Pete Hines : Ce n'est pas ce que je voulais dire. Nous utilisons les consoles avant tout parce que leurs caractéristiques techniques sont limitées et que c'est sans appel. Si ça ne marche pas, c'est que vous ne rentrez pas dans le cadre. L'autre avantage des consoles sur le PC, c'est justement qu'on sait de quelle puissance elles disposent, contrairement aux PC pour lesquels il y a presque autant de configurations que de machines. C'est donc leurs utilisateurs qui choisissent par exemple le rendu graphique en fonction de la puissance de leur carte dédiée.
jeuxvideo.com > Pour revenir au jeu, nous n'avons pas vu beaucoup de montures dans les pays que nous avons traversés...
Pete Hines : Sheogorath déteste les chevaux, ce qui explique leur absence dans le jeu.
jeuxvideo.com > Mais ne craignez-vous pas que les fans s'insurgent contre cette absence ?

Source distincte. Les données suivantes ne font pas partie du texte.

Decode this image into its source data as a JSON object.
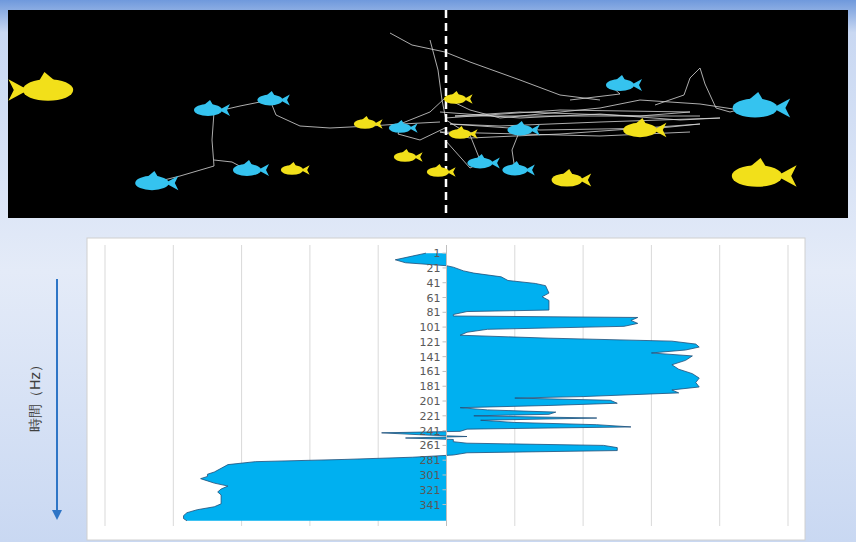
{
  "chart_data": {
    "type": "area",
    "orientation": "horizontal",
    "x_label": "時間（Hz）",
    "x": [
      1,
      5,
      10,
      14,
      18,
      20,
      25,
      28,
      33,
      38,
      42,
      45,
      55,
      60,
      65,
      78,
      80,
      84,
      86,
      88,
      92,
      96,
      100,
      104,
      108,
      112,
      116,
      120,
      124,
      128,
      132,
      136,
      140,
      146,
      152,
      158,
      164,
      170,
      176,
      182,
      186,
      190,
      195,
      197,
      200,
      204,
      207,
      210,
      213,
      216,
      219,
      221,
      224,
      227,
      230,
      233,
      236,
      239,
      242,
      244,
      247,
      249,
      251,
      253,
      256,
      258,
      261,
      264,
      268,
      271,
      274,
      277,
      280,
      283,
      287,
      292,
      297,
      300,
      303,
      306,
      309,
      312,
      316,
      320,
      324,
      328,
      332,
      336,
      340,
      344,
      348,
      352,
      356,
      360,
      363
    ],
    "values": [
      -0.3,
      -0.5,
      -0.75,
      -0.6,
      0,
      0.1,
      0.25,
      0.4,
      0.8,
      0.9,
      1.3,
      1.45,
      1.5,
      1.4,
      1.5,
      1.5,
      0.3,
      0.1,
      0.1,
      2.8,
      2.7,
      2.8,
      2.6,
      0.6,
      0.3,
      0.2,
      1.5,
      3.3,
      3.65,
      3.7,
      3.5,
      3.0,
      3.6,
      3.5,
      3.3,
      3.4,
      3.6,
      3.7,
      3.65,
      3.7,
      3.3,
      3.4,
      2.0,
      1.0,
      2.4,
      2.5,
      1.5,
      0.2,
      0.6,
      1.6,
      1.5,
      0.4,
      2.2,
      0.5,
      1.0,
      2.2,
      2.7,
      0.3,
      0.2,
      -0.95,
      -0.3,
      0.3,
      -0.6,
      0.1,
      0.1,
      0.3,
      2.3,
      2.5,
      2.5,
      0.3,
      0.1,
      -0.5,
      -1.5,
      -2.8,
      -3.2,
      -3.3,
      -3.4,
      -3.5,
      -3.5,
      -3.6,
      -3.5,
      -3.4,
      -3.2,
      -3.3,
      -3.35,
      -3.3,
      -3.3,
      -3.3,
      -3.3,
      -3.4,
      -3.65,
      -3.8,
      -3.85,
      -3.85,
      -3.8
    ],
    "color": "#00b0f0",
    "xlim": [
      -10,
      370
    ],
    "xticks": [
      1,
      21,
      41,
      61,
      81,
      101,
      121,
      141,
      161,
      181,
      201,
      221,
      241,
      261,
      281,
      301,
      321,
      341
    ],
    "ylim": [
      -5,
      5
    ],
    "yticks": [
      -5,
      -4,
      -3,
      -2,
      -1,
      0,
      1,
      2,
      3,
      4,
      5
    ],
    "grid": true,
    "tick_labels": "x"
  }
}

Pete Hines : Vous arrivez dans le pays d'un côté de la carte et votre premier objectif se trouve de l'autre côté. Par conséquent, le temps que vous l'atteigniez, vous aurez découvert suffisamment d'endroits pour pouvoir vous téléporter de l'un à l'autre sans difficulté et ainsi vous passez sans problème d'un cheval. Le souci avec ces animaux, c'est qu'aussi étendue soit l'aire de jeu que vous avez définie, ils la réduisent énormément. Et comme les provinces de Shivering Isles ne font qu'un quart de Cyrodiil, vous pourriez traverser en quelques instants. C'est pour cela que nous avons voulu que le joueur ne puisse se déplacer qu'à pied, pour conserver un peu du mystère du côté épique des déplacements.
jeuxvideo.com > Vous ne seriez pas en train de nous dire que la présence de chevaux dans Oblivion est une erreur ?
Pete Hines : Il y a un débat sur ce point au sein de l'équipe. Todd Howard (NdR : à la fois créateur et producteur exécutif du jeu...) lui-même n'était pas très fan de cette idée. Il a fini par céder mais son avis sur la question n'a jamais vraiment changé. Donc, tout le monde n'est pas d'accord.
jeuxvideo.com > Et ce désaccord explique-t-il que, dans Oblivion, il ne soit pas possible de se battre à cheval ?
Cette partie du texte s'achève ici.